百十二話 『果て』
「……何をするつもりですか」
雲と大地をつなぐほどに、みるみる盛り上がってゆく赤い蛇の樹に、曲剣のサリダが呆けた声を出した。
彼女のとなりで同じく空を見上げていたケウレネスが、声もなく視線を向ける。捕縛されたサリダは赤い髪を風に揺らしながら、その中で頬を震わせている。
「将軍、何をするつもりですか。助けてくれるんですよね? ……ねえ、助けてくれるんでしょ? あたしは、あんたの……幹部なんだから」
赤い光を発する蛇が、屍にわくウジのようにうごめく。
サリダがケウレネスへ顔を向け、直後突然に嘔吐した。ケウレネスが、靴先にかかるサリダの吐しゃ物を見もせずに口を開く。
「スノーバの兵団の動きが止まった。立ち尽くす神の中から、かつて見たこともないほどの量の蛇が空へ伸びている。……おそらく、神喚び師の意識があの蛇の大群に完全に向けられているのだ。兵士を動かすことも出来ないほど、注意を集中させている」
「……」
「モルグを落とした時のように……あの蛇は、敵へと飛ばされるのだろう。生き物の肉を食み、殺すために放たれる。だが敵味方の入り混じる戦場を……蛇の一匹一匹が、器用にスノーバ人だけを避けて動けるとは、思えん」
サリダも、きっとそれを分かっているのだ。見捨てられたことを察しているからこそ、彼女は反論もせず、ケウレネスの足元に屈み込んだ。
「ちくしょう……死にたくねえ……! 蛇に食われるのは嫌だ……ルグランみたいに、食い散らかされるのは嫌だ……!」
「仕方ないだろう。お前達が自分で選んだ指導者の決断だ。自国の皇帝を、同胞達を一方的に食い殺したバケモノを崇める道を選んだ、自分の責任だ」
「お願いだ、縛を解いてくれ! 縛られたまま食われるのは残酷すぎる! あんたの背中を守るから、剣をおくれよ!」
すがるサリダに、ケウレネスがゴミを見る目を向けた。その視線にもひるまず、サリダがケウレネスの、己の胃液で汚れた靴を抱く。
二人の周囲の人々が、次第に赤い光を前に動き出した。
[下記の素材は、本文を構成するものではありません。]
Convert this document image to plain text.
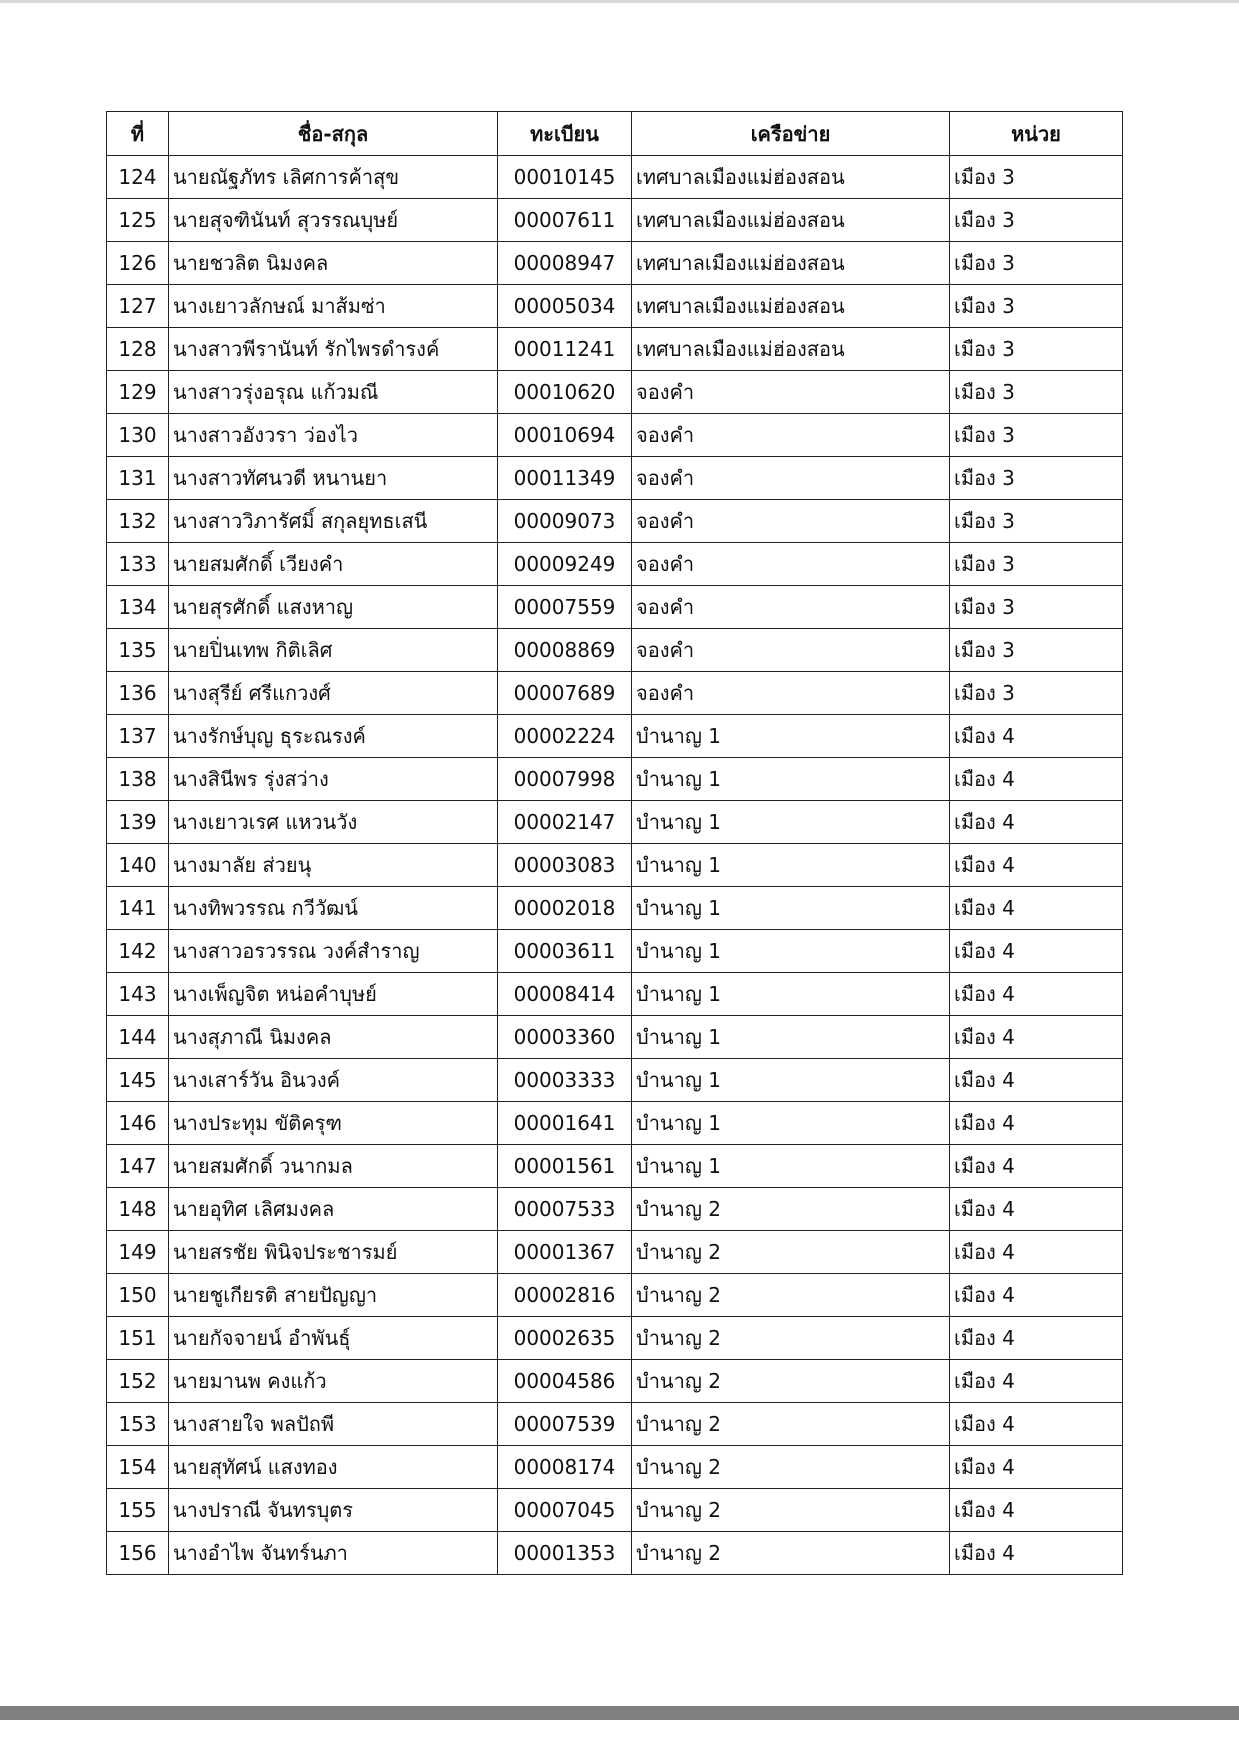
ที่	ชื่อ-สกุล	ทะเบียน	เครือข่าย	หน่วย
124	นายณัฐภัทร เลิศการค้าสุข	00010145	เทศบาลเมืองแม่ฮ่องสอน	เมือง 3
125	นายสุจฑินันท์ สุวรรณบุษย์	00007611	เทศบาลเมืองแม่ฮ่องสอน	เมือง 3
126	นายชวลิต นิมงคล	00008947	เทศบาลเมืองแม่ฮ่องสอน	เมือง 3
127	นางเยาวลักษณ์ มาส้มซ่า	00005034	เทศบาลเมืองแม่ฮ่องสอน	เมือง 3
128	นางสาวพีรานันท์ รักไพรดำรงค์	00011241	เทศบาลเมืองแม่ฮ่องสอน	เมือง 3
129	นางสาวรุ่งอรุณ แก้วมณี	00010620	จองคำ	เมือง 3
130	นางสาวอังวรา ว่องไว	00010694	จองคำ	เมือง 3
131	นางสาวทัศนวดี หนานยา	00011349	จองคำ	เมือง 3
132	นางสาววิภารัศมิ์ สกุลยุทธเสนี	00009073	จองคำ	เมือง 3
133	นายสมศักดิ์ เวียงคำ	00009249	จองคำ	เมือง 3
134	นายสุรศักดิ์ แสงหาญ	00007559	จองคำ	เมือง 3
135	นายปิ่นเทพ กิติเลิศ	00008869	จองคำ	เมือง 3
136	นางสุรีย์ ศรีแกวงศ์	00007689	จองคำ	เมือง 3
137	นางรักษ์บุญ ธุระณรงค์	00002224	บำนาญ 1	เมือง 4
138	นางสินีพร รุ่งสว่าง	00007998	บำนาญ 1	เมือง 4
139	นางเยาวเรศ แหวนวัง	00002147	บำนาญ 1	เมือง 4
140	นางมาลัย ส่วยนุ	00003083	บำนาญ 1	เมือง 4
141	นางทิพวรรณ กวีวัฒน์	00002018	บำนาญ 1	เมือง 4
142	นางสาวอรวรรณ วงค์สำราญ	00003611	บำนาญ 1	เมือง 4
143	นางเพ็ญจิต หน่อคำบุษย์	00008414	บำนาญ 1	เมือง 4
144	นางสุภาณี นิมงคล	00003360	บำนาญ 1	เมือง 4
145	นางเสาร์วัน อินวงค์	00003333	บำนาญ 1	เมือง 4
146	นางประทุม ขัติครุฑ	00001641	บำนาญ 1	เมือง 4
147	นายสมศักดิ์ วนากมล	00001561	บำนาญ 1	เมือง 4
148	นายอุทิศ เลิศมงคล	00007533	บำนาญ 2	เมือง 4
149	นายสรชัย พินิจประชารมย์	00001367	บำนาญ 2	เมือง 4
150	นายชูเกียรติ สายปัญญา	00002816	บำนาญ 2	เมือง 4
151	นายกัจจายน์ อำพันธุ์	00002635	บำนาญ 2	เมือง 4
152	นายมานพ คงแก้ว	00004586	บำนาญ 2	เมือง 4
153	นางสายใจ พลปัถพี	00007539	บำนาญ 2	เมือง 4
154	นายสุทัศน์ แสงทอง	00008174	บำนาญ 2	เมือง 4
155	นางปราณี จันทรบุตร	00007045	บำนาญ 2	เมือง 4
156	นางอำไพ จันทร์นภา	00001353	บำนาญ 2	เมือง 4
武器を構える者、けが人を物陰に隠す者、ルキナのいる石壁へと駆ける者。
ケウレネスが、サリダの頭をすがりつかれているのとは別の足で踏みつけた。「触るな」と押しのけると、媚びの消えた今にも泣き出しそうな顔をしているサリダへ、剣を振りかぶる。
目を見開くサリダの眼前へ、刃を突き立てる。「くれてやる」と吐き捨てるように言うと、ケウレネスは足を引きずりながら、地面に落ちていた簡素な槍を拾い上げた。
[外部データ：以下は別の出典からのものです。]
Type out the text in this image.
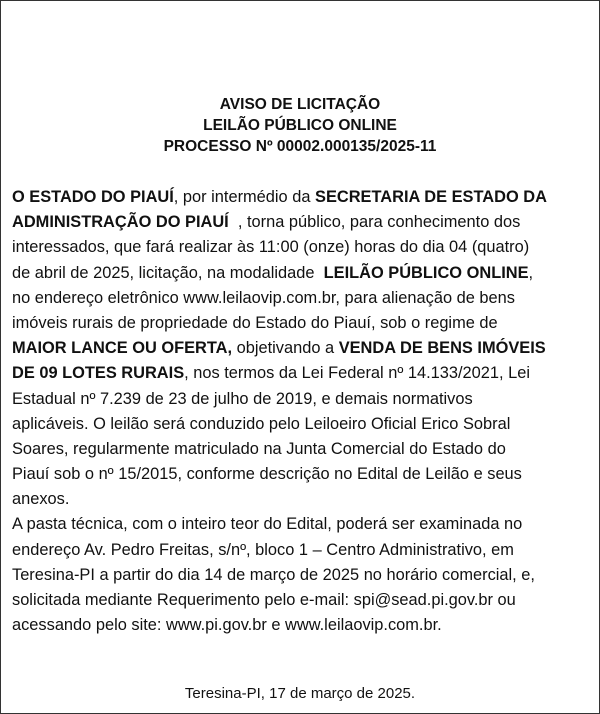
AVISO DE LICITAÇÃO
LEILÃO PÚBLICO ONLINE
PROCESSO Nº 00002.000135/2025-11
O ESTADO DO PIAUÍ, por intermédio da SECRETARIA DE ESTADO DA
ADMINISTRAÇÃO DO PIAUÍ  , torna público, para conhecimento dos
interessados, que fará realizar às 11:00 (onze) horas do dia 04 (quatro)
de abril de 2025, licitação, na modalidade  LEILÃO PÚBLICO ONLINE,
no endereço eletrônico www.leilaovip.com.br, para alienação de bens
imóveis rurais de propriedade do Estado do Piauí, sob o regime de
MAIOR LANCE OU OFERTA, objetivando a VENDA DE BENS IMÓVEIS
DE 09 LOTES RURAIS, nos termos da Lei Federal nº 14.133/2021, Lei
Estadual nº 7.239 de 23 de julho de 2019, e demais normativos
aplicáveis. O leilão será conduzido pelo Leiloeiro Oficial Erico Sobral
Soares, regularmente matriculado na Junta Comercial do Estado do
Piauí sob o nº 15/2015, conforme descrição no Edital de Leilão e seus
anexos.
A pasta técnica, com o inteiro teor do Edital, poderá ser examinada no
endereço Av. Pedro Freitas, s/nº, bloco 1 – Centro Administrativo, em
Teresina-PI a partir do dia 14 de março de 2025 no horário comercial, e,
solicitada mediante Requerimento pelo e-mail: spi@sead.pi.gov.br ou
acessando pelo site: www.pi.gov.br e www.leilaovip.com.br.
Teresina-PI, 17 de março de 2025.
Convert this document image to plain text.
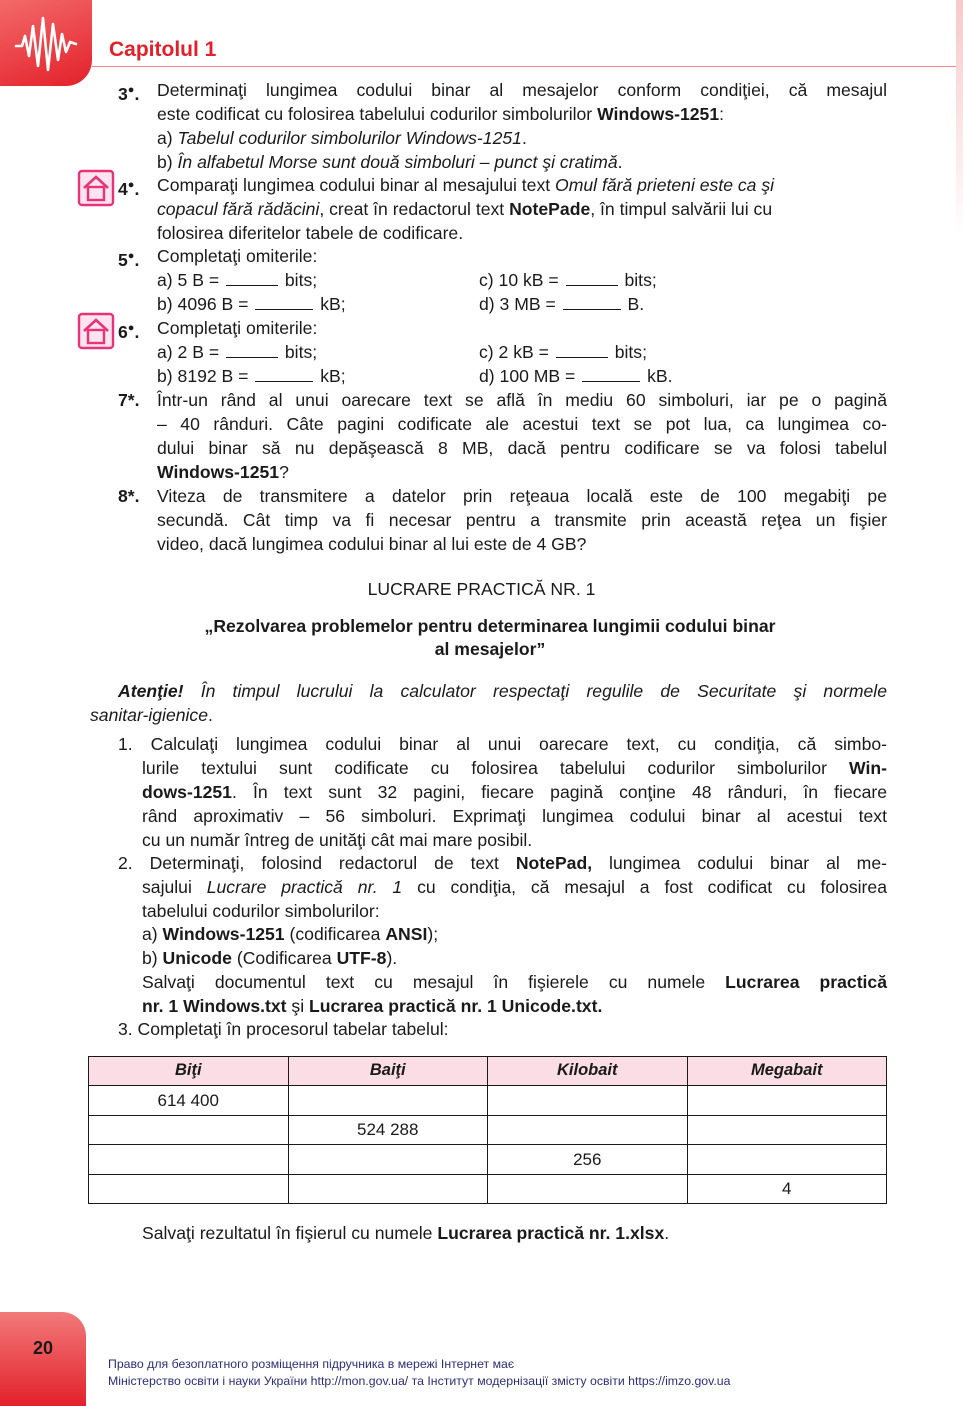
Capitolul 1
3●. Determinaţi lungimea codului binar al mesajelor conform condiţiei, că mesajul
este codificat cu folosirea tabelului codurilor simbolurilor Windows-1251:
a) Tabelul codurilor simbolurilor Windows-1251.
b) În alfabetul Morse sunt două simboluri – punct şi cratimă.
4●. Comparaţi lungimea codului binar al mesajului text Omul fără prieteni este ca şi
copacul fără rădăcini, creat în redactorul text NotePade, în timpul salvării lui cu
folosirea diferitelor tabele de codificare.
5●. Completaţi omiterile:
a) 5 B =	bits;	c) 10 kB =	bits;
b) 4096 B =	kB;	d) 3 MB =	B.
6●. Completaţi omiterile:
a) 2 B =	bits;	c) 2 kB =	bits;
b) 8192 B =	kB;	d) 100 MB =	kB.
7*. Într-un rând al unui oarecare text se află în mediu 60 simboluri, iar pe o pagină
– 40 rânduri. Câte pagini codificate ale acestui text se pot lua, ca lungimea co-
dului binar să nu depăşească 8 MB, dacă pentru codificare se va folosi tabelul
Windows-1251?
8*. Viteza de transmitere a datelor prin reţeaua locală este de 100 megabiţi pe
secundă. Cât timp va fi necesar pentru a transmite prin această reţea un fişier
video, dacă lungimea codului binar al lui este de 4 GB?
LUCRARE PRACTICĂ NR. 1
„Rezolvarea problemelor pentru determinarea lungimii codului binar
al mesajelor”
Atenţie! În timpul lucrului la calculator respectaţi regulile de Securitate şi normele
sanitar-igienice.
1. Calculaţi lungimea codului binar al unui oarecare text, cu condiţia, că simbo-
lurile textului sunt codificate cu folosirea tabelului codurilor simbolurilor Win-
dows-1251. În text sunt 32 pagini, fiecare pagină conţine 48 rânduri, în fiecare
rând aproximativ – 56 simboluri. Exprimaţi lungimea codului binar al acestui text
cu un număr întreg de unităţi cât mai mare posibil.
2. Determinaţi, folosind redactorul de text NotePad, lungimea codului binar al me-
sajului Lucrare practică nr. 1 cu condiţia, că mesajul a fost codificat cu folosirea
tabelului codurilor simbolurilor:
a) Windows-1251 (codificarea ANSI);
b) Unicode (Codificarea UTF-8).
Salvaţi documentul text cu mesajul în fişierele cu numele Lucrarea practică
nr. 1 Windows.txt şi Lucrarea practică nr. 1 Unicode.txt.
3. Completaţi în procesorul tabelar tabelul:
Biţi	Baiţi	Kilobait	Megabait
614 400			
	524 288		
		256	
			4
Salvaţi rezultatul în fişierul cu numele Lucrarea practică nr. 1.xlsx.
20
Право для безоплатного розміщення підручника в мережі Інтернет має
Міністерство освіти і науки України http://mon.gov.ua/ та Інститут модернізації змісту освіти https://imzo.gov.ua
「背を預ける気などないが、私から離れようとした瞬間串刺しにするぞ」
「……は、離れるもんか」
「心底下らん女だ。好き勝手に振る舞い、好き勝手に生きた果てがこのザマか」
槍を一振りして気合を入れるケウレネスに、サリダが腕を縛る布を剣で裂き、柄を握りながら視線をくれる。
じろりと睨み返すケウレネスに己の肩を抱き、近づきながらに首を振った。
「本当に、なんてザマだ……一度はなりあがったと思ったのに……アルスもきっと笑ってらぁ……」
ケウレネスと並んで剣を構えるサリダが、赤い空を見上げながら、一度騒々しく鼻をすすった。
赤い蛇の樹は、既に雲をつらぬき、天上から偽りの太陽のように、禍々しい光を下ろしていた。